Ignore gossip from unreachable

(No description)

Leave a comment

on 2012-06-25 08:19 *

By Patrik Nordwall

Status changed from New to Accepted

on 2012-06-25 09:27 *

By Patrik Nordwall

Status changed from Accepted to Test

on 2012-06-25 15:37 *

By Patrik Nordwall

Status changed from Test to Fixed

on 2012-06-25 16:41 *

By Peter Vlugter

Doesn't gossip from an unreachable node automatically make it reachable again?

on 2012-06-25 17:16 *

By Jonas Bonér

No, it has to be DOWNed and then reJOIN.

on 2012-06-25 17:51 *

By Peter Vlugter

Okay. So auto-down and auto-rejoin become much more important if the cluster wants to be resilient to transient network issues.

on 2012-06-26 02:16 *

By Patrik Nordwall

We talked about auto re-join yesterday, and decided to not implement that (now), see #2252.
If auto-down followed by a re-join does the same thing as a manual fresh re-boot would do I think it would be possible to safely implement auto re-join, but using re-join to try to heal network partitions (joining two clusters) is scary business.

on 2012-06-26 02:31 *

By Peter Vlugter

Yes, that's I wondered why unreachable nodes can't become reachable again, to allow transient network partitions.

on 2012-06-26 03:28 *

By Patrik Nordwall

I have only thinking in the terms that Jonas has said, that it must down and join again after becoming unreachable.
The failure detector has configurable acceptable-heartbeat-pause which will allow for short (configurable) transient network partitions.

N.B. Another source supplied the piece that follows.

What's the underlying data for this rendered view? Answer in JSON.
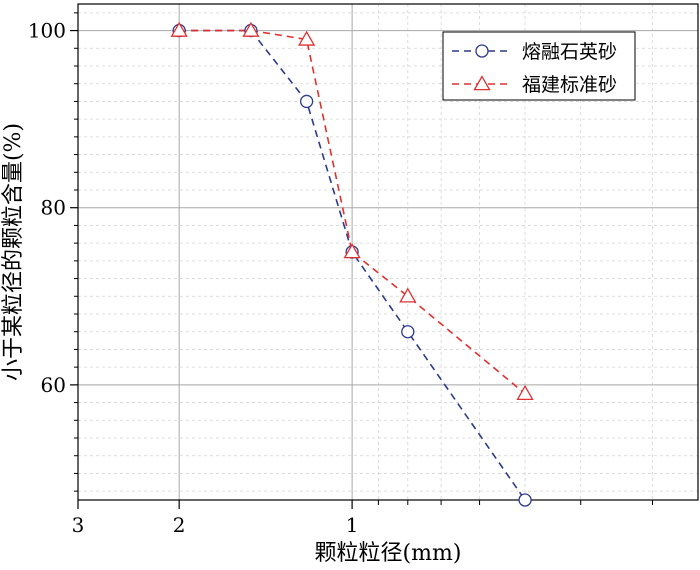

I wonder what consequences it would have if we continue to send heartbeat to unreachable and that we do the reverse reapUnreachableMembers to detect that an unreachable has become available again (move it from unreachable to members).

on 2012-06-26 04:10 *

By Jonas Bonér

I might be overly precocious. I just think that it sounds scary to just let an unreachable node continue as nothing have happened. It might have been down for minutes/hours and the world have moved on. If we allow just continuing then we need to have a timeout window of some sort. The idea was, as Patrik says, to allow the 'acceptable-heartbeat-pause' window to allow transient network partitions. But I am not 100 % sure what is best. WDYT?

on 2012-06-26 04:33 *

By Jonas Bonér

So my point is:
1. To allow this we need to have a timeout window (in Terracotta we had this and the default was 1 minute).
2. We already have this timeout window in the 'acceptable-heartbeat-pause' FD option that is there just to allow transient network partitions
3. So, what is the difference in practice? Is it not better to just have a single knob to turn?

on 2012-06-26 04:37 *

By Patrik Nordwall

I agree. Let's start like that.
For reference, I created a new ticket for auto-restart, see #2273.

on 2012-06-26 17:24 *

By Peter Vlugter

Having any unreachable nodes stops the (cluster) world from moving on. Prevents convergence, so no membership or actor partitioning changes are possible. The down action allows the world to move on, and a downed node always goes back through the joining process for this reason. But maybe we just no longer have the original unreachable/down distinction? If a node gets marked unreachable by the failure detector, then it's always on a path to down.

on 2012-06-27 03:52 *

By Patrik Nordwall

I think the distinction is still valid when using manual admin (auto-down=off). Then it is good that unreachable prevents convergence, so leader actions are not performed until human has decided what to do.

on 2012-06-27 04:58 *

By Peter Vlugter

Yes, the distinction is important. Getting back to the beginning of this conversation: if auto-down is off then it could be useful to have an unreachable node that starts to gossip become reachable again. While unreachable the cluster won't change through leader actions, and this allows transient network failures to correct without user intervention. There's probably a big gap for me between thinking about it last year, and changes since, so don't worry if things are different now.

on 2012-06-27 10:28 *

By Jonas Bonér

Status changed from Fixed to New

Yep. I agree. That could work. But then I still think it should be a timeout that cuts a line. Reopening ticket until we have discussed this and reached a conclusion.

on 2012-07-03 09:51 *

By Patrik Nordwall

Status changed from New to Fixed

Discussed again, we rely on acceptable-heartbeat-pause for transient network failures. We can investigate if manual operation of moving unreachable back again is possible.